Home canning in a nutshell:
While you’re preparing the food to be canned (a batch of my jelly, for instance) you put on a large pot of water to boil, with the jars inside to preheat. When you’re ready to pack the jars, you remove them from the hot water, pack in your food being careful to remove any trapped air, and you leave some air space at the top, then you put on the flat lid and just finger tighten the ring.
Once all jars are filled, you put them in the water and boil the jars for several minutes. This accomplishes three things:
1. The boiling heat sterilizes the contents of the jar. Any microorganisms that would cause the food to spoil or would create dangerous toxins, including botulism, is killed.
2. It causes the air inside the jar to expand, and some of it farts out between the seal and the jar.
3. It softens the sealing compound on the rim of the lid, which causes it to conform perfectly to the rim of the jar.
When the jars are removed from the hot water, the air inside cools and contracts, forming a vacuum on the inside, strongly forcing the lid onto the jar, forming a hermetic seal. Everything in side is dead, and nothing alive can get in.
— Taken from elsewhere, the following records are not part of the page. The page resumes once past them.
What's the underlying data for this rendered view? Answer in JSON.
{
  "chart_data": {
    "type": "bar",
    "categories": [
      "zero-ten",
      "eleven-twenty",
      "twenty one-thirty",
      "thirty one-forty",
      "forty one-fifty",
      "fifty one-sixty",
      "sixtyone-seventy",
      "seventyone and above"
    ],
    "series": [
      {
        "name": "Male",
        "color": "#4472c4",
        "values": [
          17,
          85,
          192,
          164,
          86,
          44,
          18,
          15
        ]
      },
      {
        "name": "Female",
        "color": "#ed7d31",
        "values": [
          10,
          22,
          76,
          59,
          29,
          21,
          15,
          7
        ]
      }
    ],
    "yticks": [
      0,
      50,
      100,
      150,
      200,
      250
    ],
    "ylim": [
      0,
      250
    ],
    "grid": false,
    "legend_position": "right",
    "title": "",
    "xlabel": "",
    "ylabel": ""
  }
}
You let the jar cool for awhile, undisturbed, and then remove the rings to inspect the seal. You shouldn’t be able to easily brush the lid off, to declare the contents safe for room temperature storage, the vacuum MUST be strong enough to form a tight seal. With a 1-piece lid, there is no way to perform this inspection; removing the screw thread breaks the seal.
For more information, I recommend reading Ball’s Complete Book of Home Preserving. It gives good, in-depth explanations of home canning technology and technique, as well as hundreds of recipes that have been scientifically verified as safe for canning at home.